The Secretary of State for Defence, Michael Fallon, said this week that we are entering a new phase,
“where we aim to systematically dismantle Daesh’s structure and capabilities … That means striking harder at the head of the snake, with an increased focus on infrastructure, lines of communication and supply routes”.
While that element of the strategy may be vital, it should not be the sole focus. We need to encourage local forces to fight Daesh. I therefore ask the Minister: what steps are the UK Government taking to work through existing and new channels to advise, network, train and provide non-military services to armed fighting groups in different parts of the country?
One example highlighted in a recent Chatham House report was support for a unique programme to promote moderate imams in an area controlled by various rebel forces, instead of extremist clerics affiliated to jihadi organisations. Part of the moderate clerics’ focus was to educate worshippers about the danger of takfir, or pronouncing fellow Muslims infidels or apostates. According to a field commander of the faction overseeing the programme, the culture of takfir is a major impediment to getting fighters to combat groups such as Daesh, especially if the faction is backed by western countries.
On the peace process, the noble Baroness, Lady Anelay, referred last week to the fact that, as a result of efforts by the International Syria Support Group over the past three months, the UN Security Council passed Resolution 2254 on 18 December, requesting the UN to convene the Syrian Government and opposition for negotiations on a transition process. As we have heard, these negotiations are due to start on 25 January and will be a welcome step towards ending the conflict, but it seems that Russia is determined not to let Assad or his party lose power. Although I hear what the noble Baroness, Lady Falkner, says, I am of course aware that it remains the Government’s hope that Russia will use all its power with the Assad regime and persuade him to come to the talks and ensure that the team is engaged in true negotiations about peace to achieve a transition process.
However, does the Minister think that the UN process outlined for a new constitution and elections within 18 months is practicable in that timeframe? Are we actually predicting failure if we do not meet that specific target? Obviously, in any road map for peace, you need certain milestones.
The strategy also needs to focus domestically. I was pleased to note from yesterday’s Evening Standard that Scotland Yard’s anti-terrorism chief praised Muslims in London for coming forward to help fight extremism. However, anyone who watched Channel 4’s programme on Tuesday night this week will have seen it highlight the threat of jihadist extremists and how they can evade prosecution. Is the Minister satisfied that the counterextremism strategy is fit for purpose in such circumstances?

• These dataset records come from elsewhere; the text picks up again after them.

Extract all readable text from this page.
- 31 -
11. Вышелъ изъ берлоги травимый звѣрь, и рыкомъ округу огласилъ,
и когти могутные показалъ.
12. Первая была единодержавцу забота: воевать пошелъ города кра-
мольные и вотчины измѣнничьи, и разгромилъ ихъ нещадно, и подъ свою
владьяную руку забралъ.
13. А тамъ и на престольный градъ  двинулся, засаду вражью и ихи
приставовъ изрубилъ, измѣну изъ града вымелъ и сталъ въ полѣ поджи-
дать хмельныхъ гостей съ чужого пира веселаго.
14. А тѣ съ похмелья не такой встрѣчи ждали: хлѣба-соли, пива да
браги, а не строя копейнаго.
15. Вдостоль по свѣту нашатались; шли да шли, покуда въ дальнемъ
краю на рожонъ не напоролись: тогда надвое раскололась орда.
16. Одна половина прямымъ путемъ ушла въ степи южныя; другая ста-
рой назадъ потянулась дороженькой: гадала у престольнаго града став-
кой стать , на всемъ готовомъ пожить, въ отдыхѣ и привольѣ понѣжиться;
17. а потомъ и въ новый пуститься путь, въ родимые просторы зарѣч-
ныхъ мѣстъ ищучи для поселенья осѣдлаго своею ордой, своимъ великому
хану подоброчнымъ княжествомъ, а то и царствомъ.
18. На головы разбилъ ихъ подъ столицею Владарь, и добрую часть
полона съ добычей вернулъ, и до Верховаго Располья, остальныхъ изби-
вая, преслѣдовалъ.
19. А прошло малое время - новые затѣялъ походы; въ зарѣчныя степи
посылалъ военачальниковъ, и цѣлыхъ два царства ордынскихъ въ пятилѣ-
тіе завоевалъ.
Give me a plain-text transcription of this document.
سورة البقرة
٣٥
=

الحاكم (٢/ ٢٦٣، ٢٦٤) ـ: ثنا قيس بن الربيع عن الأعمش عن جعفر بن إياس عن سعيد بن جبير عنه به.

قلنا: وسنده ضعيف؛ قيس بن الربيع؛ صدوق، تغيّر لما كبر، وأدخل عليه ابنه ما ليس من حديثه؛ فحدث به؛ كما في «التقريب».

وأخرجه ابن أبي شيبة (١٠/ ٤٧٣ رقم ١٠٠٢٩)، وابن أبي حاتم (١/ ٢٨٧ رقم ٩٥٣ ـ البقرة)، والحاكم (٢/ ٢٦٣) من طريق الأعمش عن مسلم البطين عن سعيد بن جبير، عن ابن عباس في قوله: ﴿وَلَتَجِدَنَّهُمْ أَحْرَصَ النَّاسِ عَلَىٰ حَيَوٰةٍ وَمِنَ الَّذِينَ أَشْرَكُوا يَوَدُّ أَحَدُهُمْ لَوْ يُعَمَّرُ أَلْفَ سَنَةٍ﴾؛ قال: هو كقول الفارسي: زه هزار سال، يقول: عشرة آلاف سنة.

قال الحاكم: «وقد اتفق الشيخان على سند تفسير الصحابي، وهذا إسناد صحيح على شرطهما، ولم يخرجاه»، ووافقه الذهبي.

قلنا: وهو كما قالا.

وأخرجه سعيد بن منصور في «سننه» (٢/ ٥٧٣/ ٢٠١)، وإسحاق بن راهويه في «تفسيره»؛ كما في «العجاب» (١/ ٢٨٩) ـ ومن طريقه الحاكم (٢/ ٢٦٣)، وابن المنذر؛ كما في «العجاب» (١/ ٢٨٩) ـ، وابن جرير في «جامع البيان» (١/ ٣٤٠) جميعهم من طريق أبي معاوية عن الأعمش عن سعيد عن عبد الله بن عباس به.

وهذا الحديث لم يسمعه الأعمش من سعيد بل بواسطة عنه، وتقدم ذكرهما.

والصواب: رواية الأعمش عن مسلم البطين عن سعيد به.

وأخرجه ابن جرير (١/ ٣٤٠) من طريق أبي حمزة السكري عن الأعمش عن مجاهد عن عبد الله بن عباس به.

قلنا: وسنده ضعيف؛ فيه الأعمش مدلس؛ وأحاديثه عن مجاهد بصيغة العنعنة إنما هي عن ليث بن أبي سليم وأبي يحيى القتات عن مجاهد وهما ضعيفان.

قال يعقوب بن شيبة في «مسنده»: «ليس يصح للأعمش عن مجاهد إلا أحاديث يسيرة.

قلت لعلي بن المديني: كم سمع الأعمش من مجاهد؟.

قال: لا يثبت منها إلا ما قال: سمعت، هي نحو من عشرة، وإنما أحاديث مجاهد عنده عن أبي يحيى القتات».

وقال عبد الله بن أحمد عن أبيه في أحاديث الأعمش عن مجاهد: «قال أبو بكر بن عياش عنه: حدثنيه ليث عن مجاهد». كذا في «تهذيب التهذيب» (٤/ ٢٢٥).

Refugees have, of course, to be a major part of the strategy. Yesterday, the Minister for International Development said:
“The overwhelming majority of refugees remain in the region and this is where our support is targeted. We have been at the forefront of the response and have pledged more than £1.1 billion to the crisis”.—[Official Report, 20/1/16; col. 760.]
However, I remain concerned for the millions of Syrian refugees in the region who remain displaced and, in particular, those in neighbouring countries or in transit. What representations have the UK Government made, for example, to the Lebanese authorities, about the forcible return of Syrian refugees?